I am so pleased you, too, cherish this time

you have with your mom and that it is so special

to you. Thank you for sharing these and all

times with us.

Thinking of you and your mom and going to

wonderful memories of my dad...

Sandie

Des Moines, IA

dad, Merle, passed from LBD 9-20-02, age 65

wrote:

A few more details about yesterday...

Mom picked up everything I said to the social worker when we stopped

at the front desk. She never does this, as though she can't

comprehend our fast talk. Every comment/question I had for the social

worker, mom participated.

* Asked the time of the BBQ they're having next week - mom wanted to

know about it too and looked at the flyer.

* Before I could ask my questions mom made her important needs

addressed by letting him know that her eye hurts really, really bad.

I think it's awesome that she was able to verbalize that she was in

pain so that they don't brush it off -- she cried for them and now

they know they need to make her feel better real FAST.

* I asked if the social worker would like mom's dentist x-rays for

her files -- and mom asked what's that? I explained it was her x-rays

and she expressed that she didn't want anything done to her teeth. We

confirmed that we weren't going to do anything, that we wanted to

make sure she was OK by having the Xray but we would not do anything.

Which confirms that although before she can't express herself, she

does pick up what is going on around her. She understood that the

dentist wanted to know if we wanted all her teeth extracted b/c of

50% bone loss and bad gums and get her dentures (the family already

decided NO - but mom wasn't aware of our decision b/c it was

discussed without her presence via email) - and she was now able to

express that NO she doesn't want anything done.
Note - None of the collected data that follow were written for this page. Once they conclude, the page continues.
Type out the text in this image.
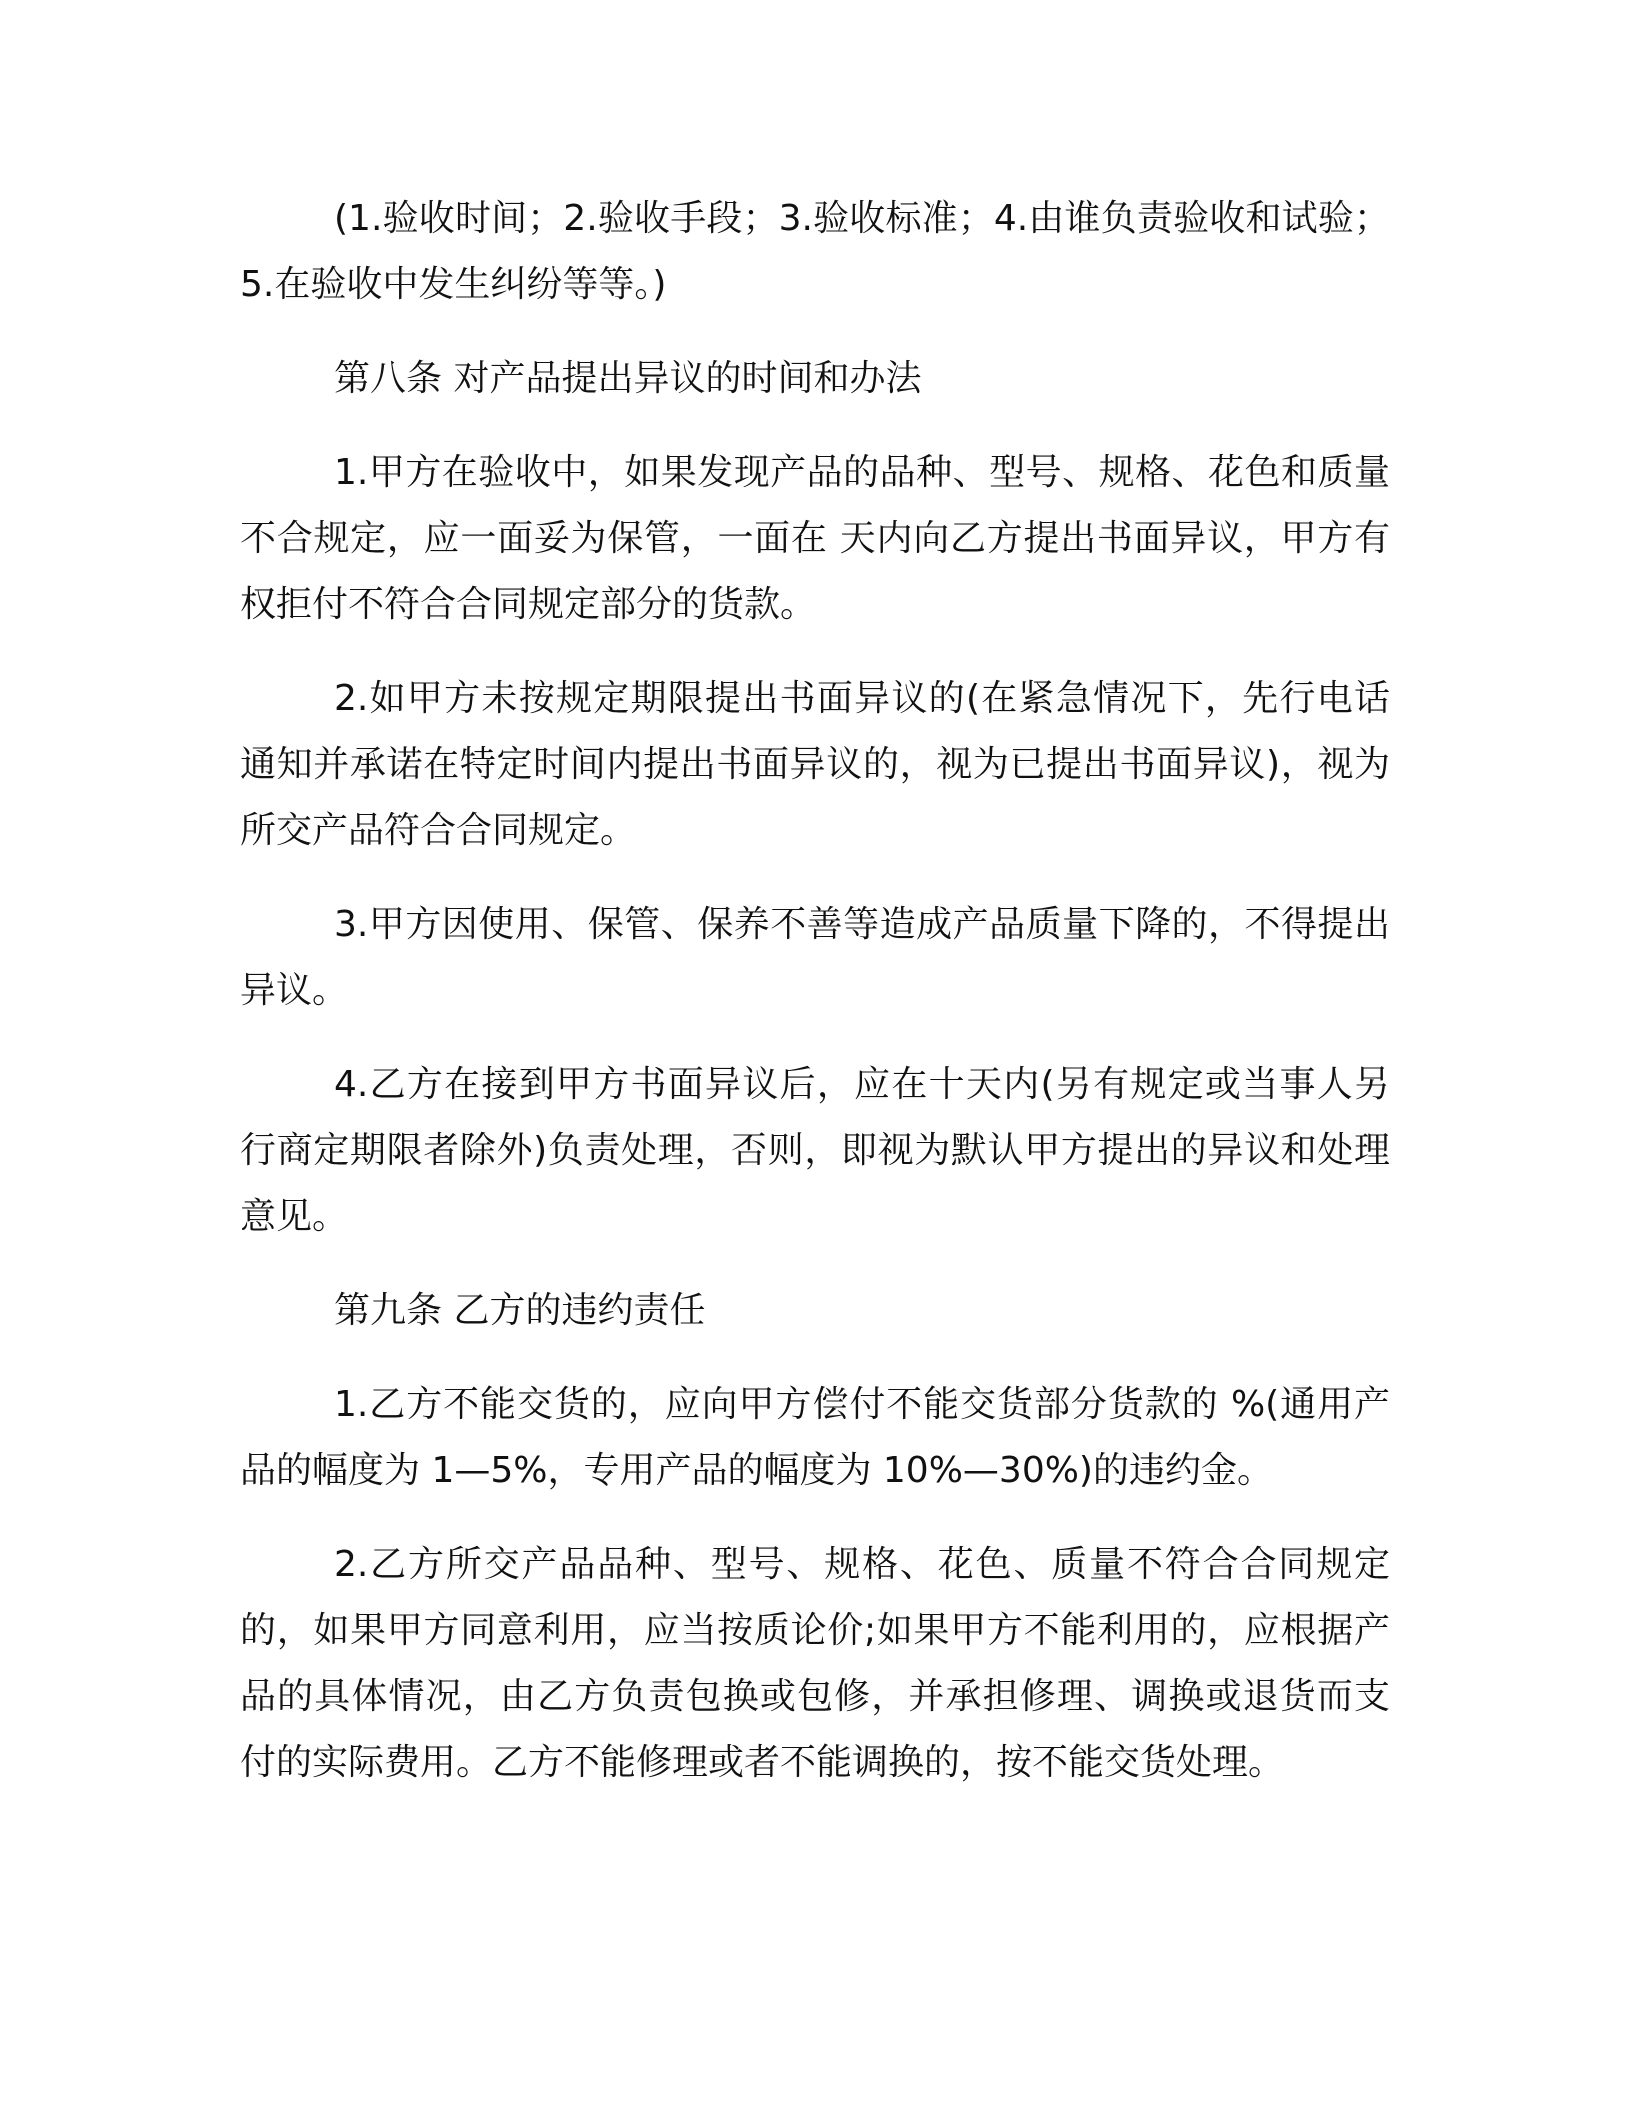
(1.验收时间；2.验收手段；3.验收标准；4.由谁负责验收和试验；5.在验收中发生纠纷等等。)

第八条 对产品提出异议的时间和办法

1.甲方在验收中，如果发现产品的品种、型号、规格、花色和质量不合规定，应一面妥为保管，一面在 天内向乙方提出书面异议，甲方有权拒付不符合合同规定部分的货款。

2.如甲方未按规定期限提出书面异议的(在紧急情况下，先行电话通知并承诺在特定时间内提出书面异议的，视为已提出书面异议)，视为所交产品符合合同规定。

3.甲方因使用、保管、保养不善等造成产品质量下降的，不得提出异议。

4.乙方在接到甲方书面异议后，应在十天内(另有规定或当事人另行商定期限者除外)负责处理，否则，即视为默认甲方提出的异议和处理意见。

第九条 乙方的违约责任

1.乙方不能交货的，应向甲方偿付不能交货部分货款的 %(通用产品的幅度为 1—5%，专用产品的幅度为 10%—30%)的违约金。

2.乙方所交产品品种、型号、规格、花色、质量不符合合同规定的，如果甲方同意利用，应当按质论价;如果甲方不能利用的，应根据产品的具体情况，由乙方负责包换或包修，并承担修理、调换或退货而支付的实际费用。乙方不能修理或者不能调换的，按不能交货处理。
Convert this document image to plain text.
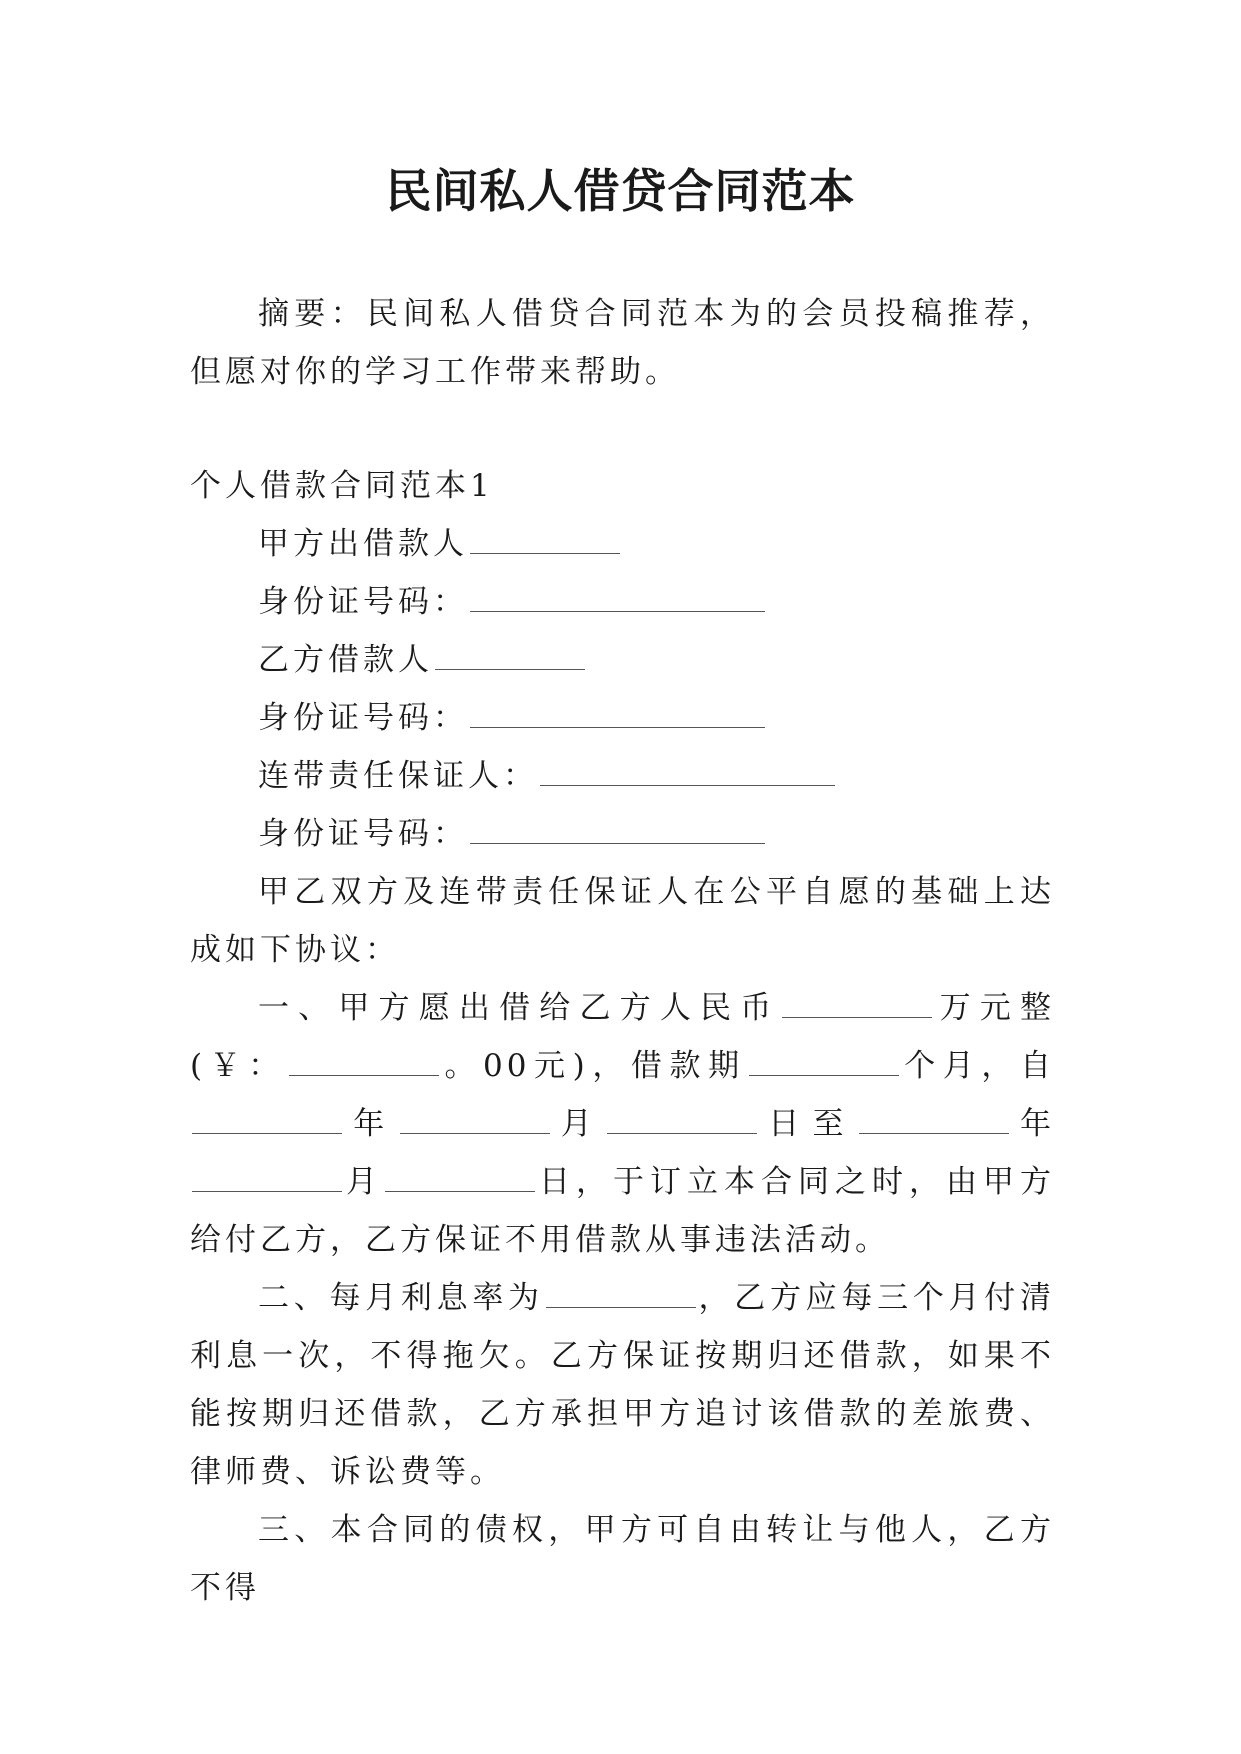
民间私人借贷合同范本

摘要：民间私人借贷合同范本为的会员投稿推荐，但愿对你的学习工作带来帮助。

个人借款合同范本1

甲方出借款人

身份证号码：

乙方借款人

身份证号码：

连带责任保证人：

身份证号码：

甲乙双方及连带责任保证人在公平自愿的基础上达成如下协议：

一、甲方愿出借给乙方人民币	万元整(￥：	。00元)，借款期	个月，自年	月	日至	年月	日，于订立本合同之时，由甲方给付乙方，乙方保证不用借款从事违法活动。

二、每月利息率为	，乙方应每三个月付清利息一次，不得拖欠。乙方保证按期归还借款，如果不能按期归还借款，乙方承担甲方追讨该借款的差旅费、律师费、诉讼费等。

三、本合同的债权，甲方可自由转让与他人，乙方不得
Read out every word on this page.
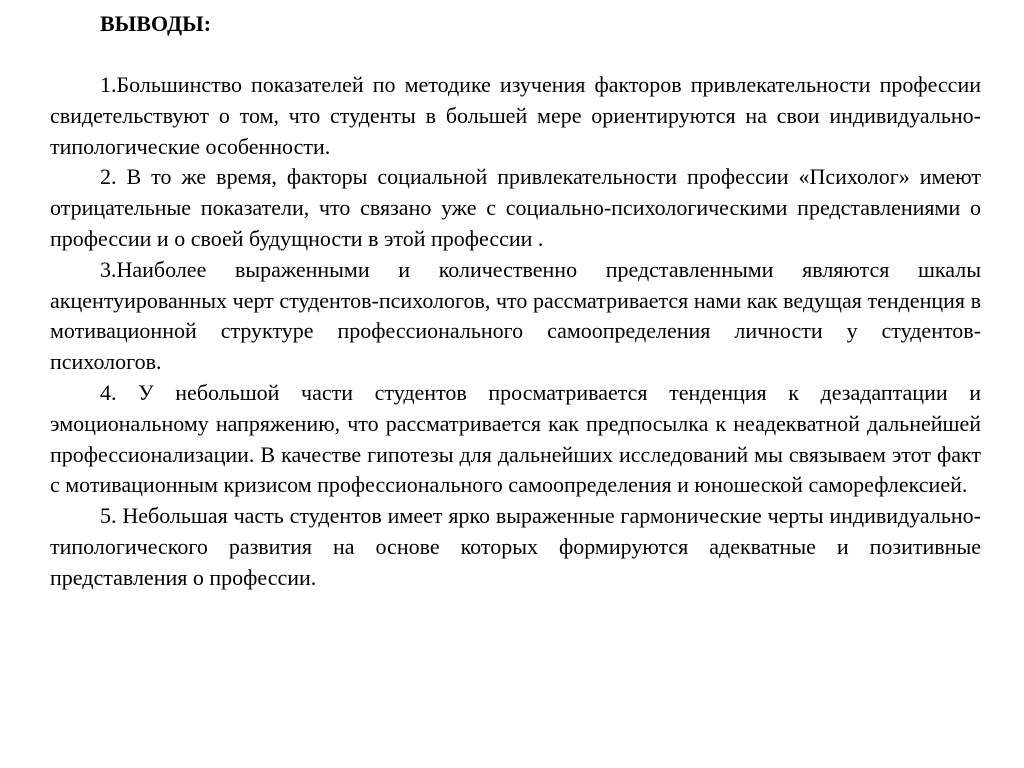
ВЫВОДЫ:

1.Большинство показателей по методике изучения факторов привлекательности профессии свидетельствуют о том, что студенты в большей мере ориентируются на свои индивидуально-типологические особенности.

2. В то же время, факторы социальной привлекательности профессии «Психолог» имеют отрицательные показатели, что связано уже с социально-психологическими представлениями о профессии и о своей будущности в этой профессии .

3.Наиболее выраженными и количественно представленными являются шкалы акцентуированных черт студентов-психологов, что рассматривается нами как ведущая тенденция в мотивационной структуре профессионального самоопределения личности у студентов-психологов.

4. У небольшой части студентов просматривается тенденция к дезадаптации и эмоциональному напряжению, что рассматривается как предпосылка к неадекватной дальнейшей профессионализации. В качестве гипотезы для дальнейших исследований мы связываем этот факт с мотивационным кризисом профессионального самоопределения и юношеской саморефлексией.

5. Небольшая часть студентов имеет ярко выраженные гармонические черты индивидуально-типологического развития на основе которых формируются адекватные и позитивные представления о профессии.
* I gave the social worker a check for mom's personal needs account

and she wanted to know what that check was all about and we had to

explain that it was for the hair dresser and podiatrist appointments.

The social worker asked if mom would like her hair done and she

expressed not today... and he asked if next week would be good and

she expressed, yes, next week was a good time.

LOL -- it was amazing to have these conversations with the head

nurse, social worker, front desk attendant, mom, myself -- all

together. We all made decisions together.

The nurses must think I was insane when I passed by them on my way to

the kitchen to let them know that mom wanted jugo de naranja!! :) LOL

I kept saying she ASKED for naranja - orange juice in Spanish. I

think they think that I'm making this up! LOL It was awesome!

I brought mom a smoothie b/c she's into healthy foods. And she took a

sip, winced and told me " I don't care for that at all. " LOL :) And I

tried it and it was pretty nasty so her facial expression and comment

was dead on.

Hope I see the same tomorrow!! I hope, I hope, I hope!!